Bangkalan
berasal dari kata “bangka” dan ”la-’an” yang artinya sudah matilah. Istilah ini
diambil dari cerita legenda tewasnya pemberontak sakti Ki Lesap yang tewas di
Madura Barat.
Menurut cerita, setelah kejayaan Arya Wiraraja sebagai adipati pertama di Madura, maka pada dekade berikutnya perubahan jaman mulai membentuk karakter orang-orang Madura. Jaman yang penuh pergulatan dan perjuangan kala itu.
Yang paling mengenaskan ialah saat kolonial Belanda bercokol di Madura. Dan saat itulah banyak timbul pemberontakan-pemberontakan, yang kerap dikenal dengan pemberontakan Trunojoyo, Ke’ (Pak) Lesap, Sakerah dan lainnya.
Tampilnya Pangeran Trunojoyo sebagai pahlawan melawan penjajah merupakan awal kebangkitan Madura sebagai langkah menuju pemberontakan berikutnya.

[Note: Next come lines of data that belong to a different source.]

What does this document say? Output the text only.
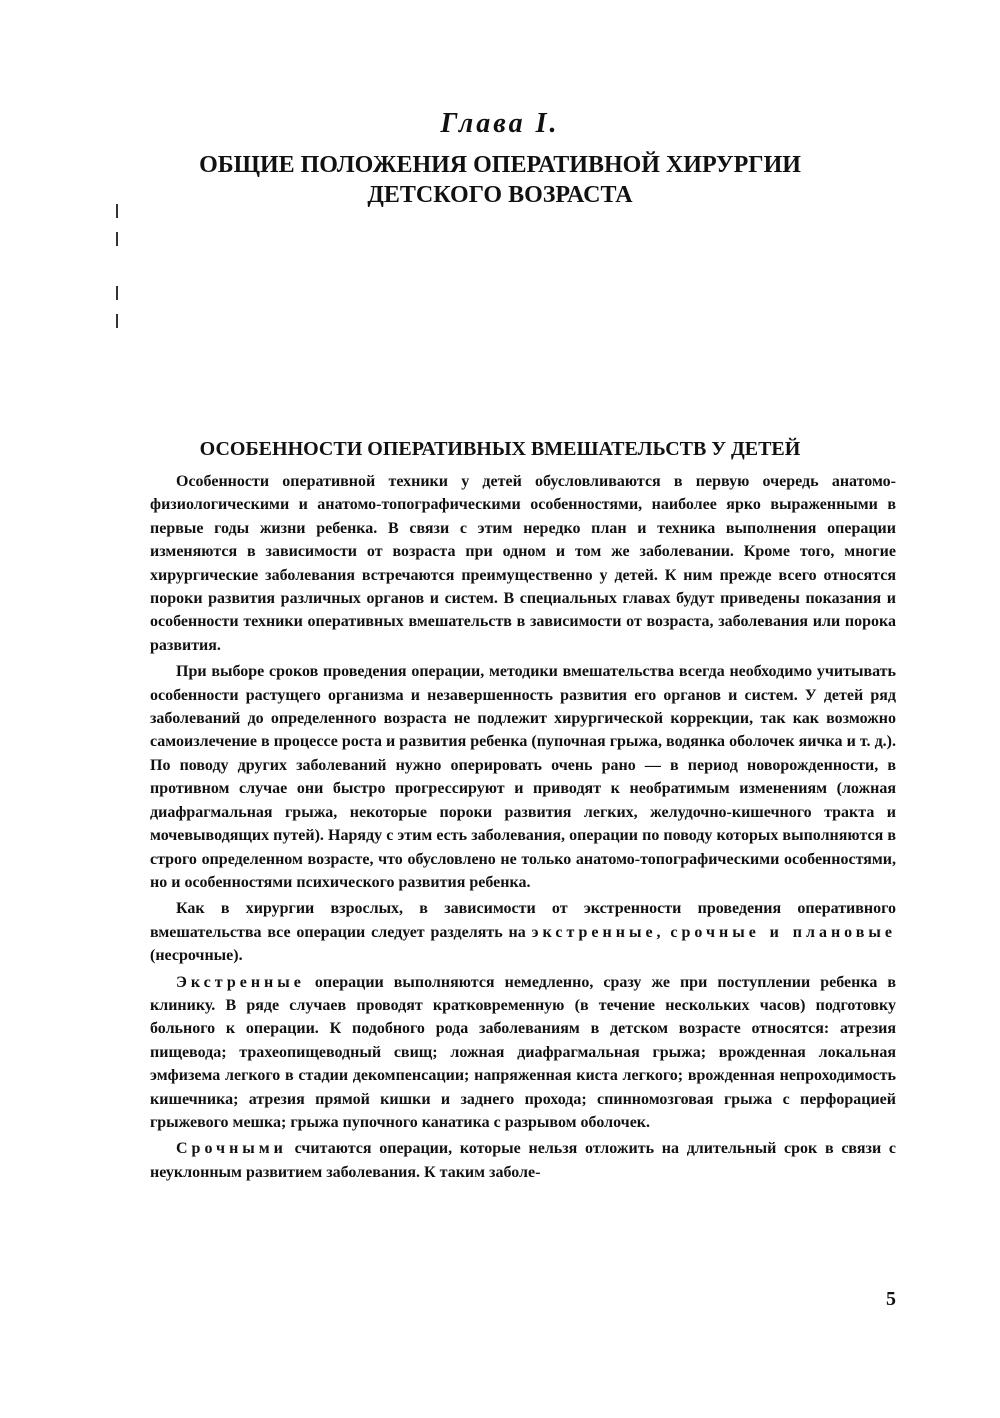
Глава I.
ОБЩИЕ ПОЛОЖЕНИЯ ОПЕРАТИВНОЙ ХИРУРГИИ
ДЕТСКОГО ВОЗРАСТА
ОСОБЕННОСТИ ОПЕРАТИВНЫХ ВМЕШАТЕЛЬСТВ У ДЕТЕЙ

Особенности оперативной техники у детей обусловливаются в первую очередь анатомо-физиологическими и анатомо-топографическими особенностями, наиболее ярко выраженными в первые годы жизни ребенка. В связи с этим нередко план и техника выполнения операции изменяются в зависимости от возраста при одном и том же заболевании. Кроме того, многие хирургические заболевания встречаются преимущественно у детей. К ним прежде всего относятся пороки развития различных органов и систем. В специальных главах будут приведены показания и особенности техники оперативных вмешательств в зависимости от возраста, заболевания или порока развития.

При выборе сроков проведения операции, методики вмешательства всегда необходимо учитывать особенности растущего организма и незавершенность развития его органов и систем. У детей ряд заболеваний до определенного возраста не подлежит хирургической коррекции, так как возможно самоизлечение в процессе роста и развития ребенка (пупочная грыжа, водянка оболочек яичка и т. д.). По поводу других заболеваний нужно оперировать очень рано — в период новорожденности, в противном случае они быстро прогрессируют и приводят к необратимым изменениям (ложная диафрагмальная грыжа, некоторые пороки развития легких, желудочно-кишечного тракта и мочевыводящих путей). Наряду с этим есть заболевания, операции по поводу которых выполняются в строго определенном возрасте, что обусловлено не только анатомо-топографическими особенностями, но и особенностями психического развития ребенка.

Как в хирургии взрослых, в зависимости от экстренности проведения оперативного вмешательства все операции следует разделять на экстренные, срочные и плановые (несрочные).

Экстренные операции выполняются немедленно, сразу же при поступлении ребенка в клинику. В ряде случаев проводят кратковременную (в течение нескольких часов) подготовку больного к операции. К подобного рода заболеваниям в детском возрасте относятся: атрезия пищевода; трахеопищеводный свищ; ложная диафрагмальная грыжа; врожденная локальная эмфизема легкого в стадии декомпенсации; напряженная киста легкого; врожденная непроходимость кишечника; атрезия прямой кишки и заднего прохода; спинномозговая грыжа с перфорацией грыжевого мешка; грыжа пупочного канатика с разрывом оболочек.

Срочными считаются операции, которые нельзя отложить на длительный срок в связи с неуклонным развитием заболевания. К таким заболе-

5
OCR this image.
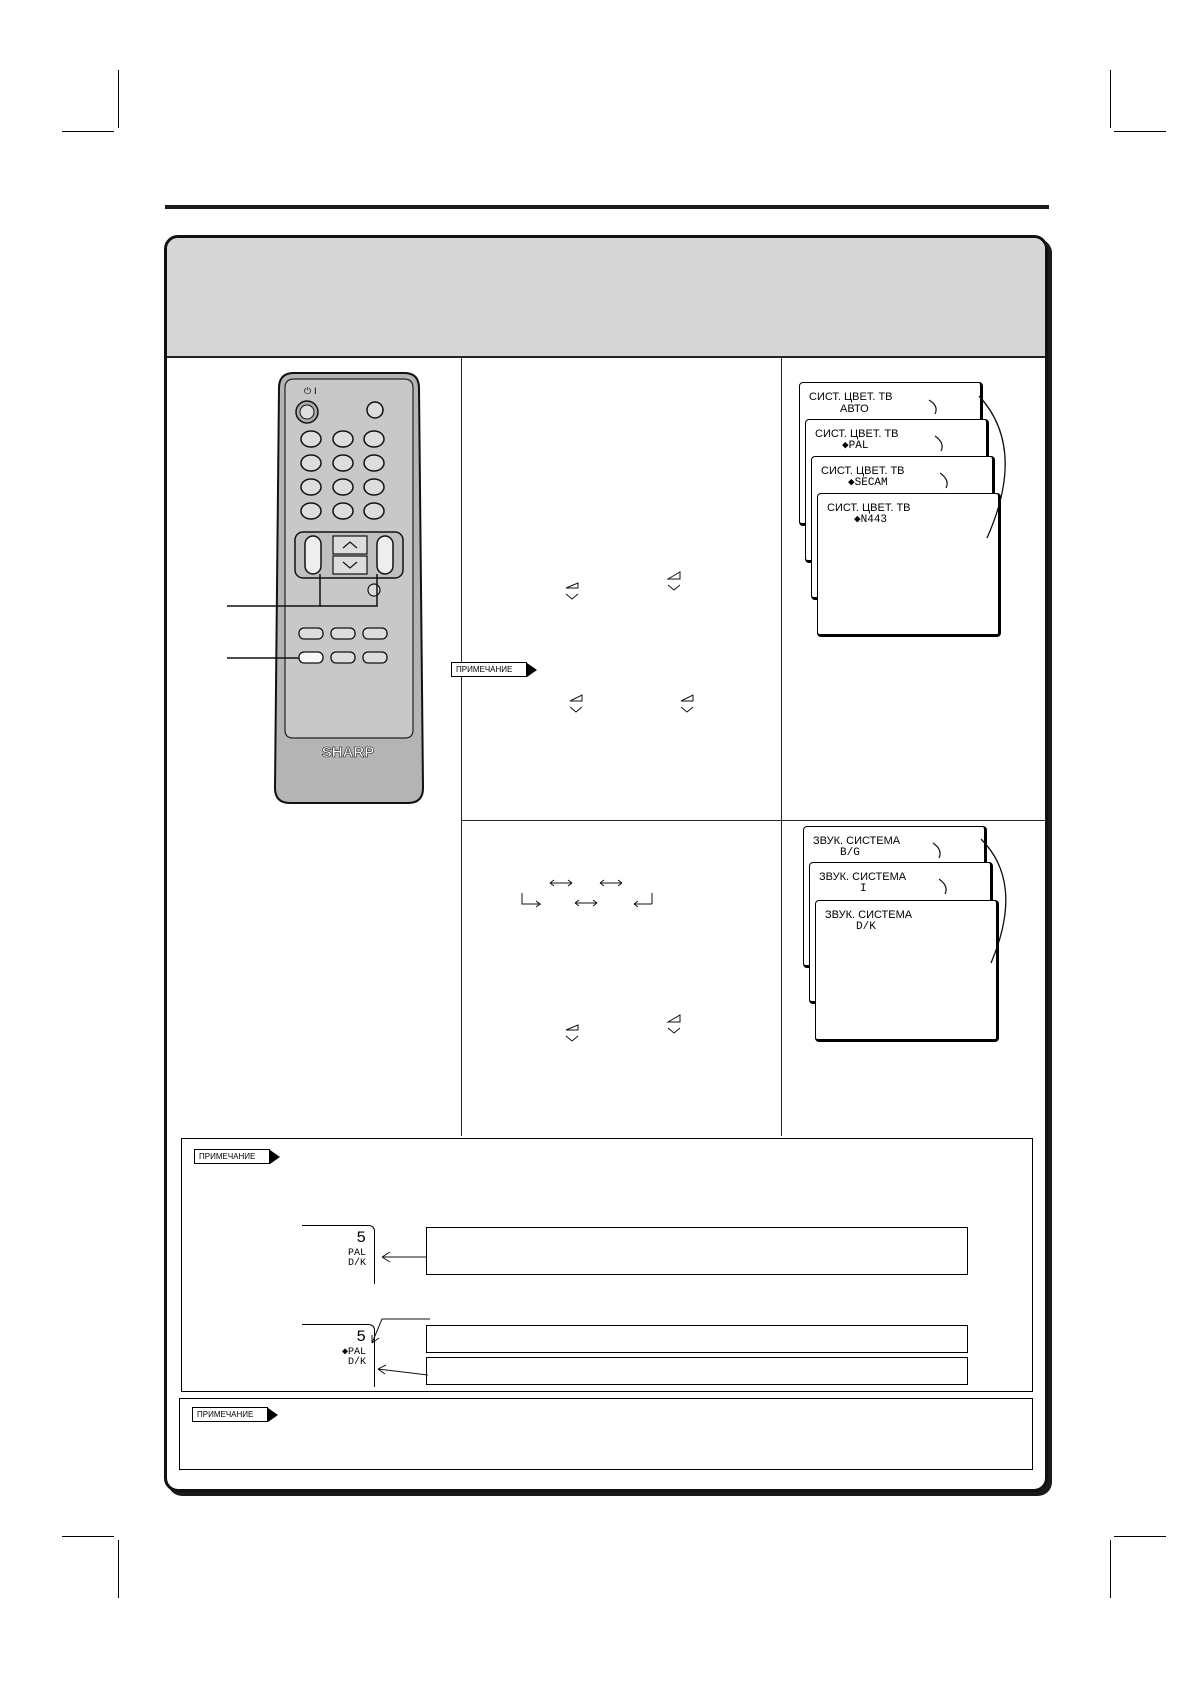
⏻ I
SHARP
СИСТ. ЦВЕТ. ТВ
АВТО
СИСТ. ЦВЕТ. ТВ
◆PAL
СИСТ. ЦВЕТ. ТВ
◆SECAM
СИСТ. ЦВЕТ. ТВ
◆N443
ЗВУК. СИСТЕМА
B/G
ЗВУК. СИСТЕМА
I
ЗВУК. СИСТЕМА
D/K
ПРИМЕЧАНИЕ
ПРИМЕЧАНИЕ
5
PAL
D/K
5
◆PAL
D/K
ПРИМЕЧАНИЕ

Trunojoyo putra Pangeran Waluyo yang pada dasarnya berjuang untuk membasmi ketidak adilan disambut gegap gempita oleh rakyat Madura setelah meninggalkan Mataram yang kemudian menaklukkan seluruh Madura.
Pada perjuangan berikutnya, Trunojoyo mendapat bantuan dari orang-orang Makasar yang melakukan perampokan-perampokan dilautan sekitar Jawa Timur setelah Makasar jatuh. Dari persekutuan Makasar-Madura itulah yang kemudian diperkuat perkawinan Putri Trunojoyo dengan tokoh dari Makasar, Karaeng Galesong. Menjadikan keterpaduan wilayah yang berjarak jauh itu.
Keterpaduan itu dapat dibuktikan, bahwa banyak hal persamaan antara keduanya. Baik secara hidup masyarakatnya, watak, maupun sikap kesehariannya. Bahkan di Madura sendiri (pulau Kangean-Sumenep), bahasa yang dipergunakan bahasa daerah yang dipengaruhi oleh bahasa Madura, Bugis, Jawa dan Melayu.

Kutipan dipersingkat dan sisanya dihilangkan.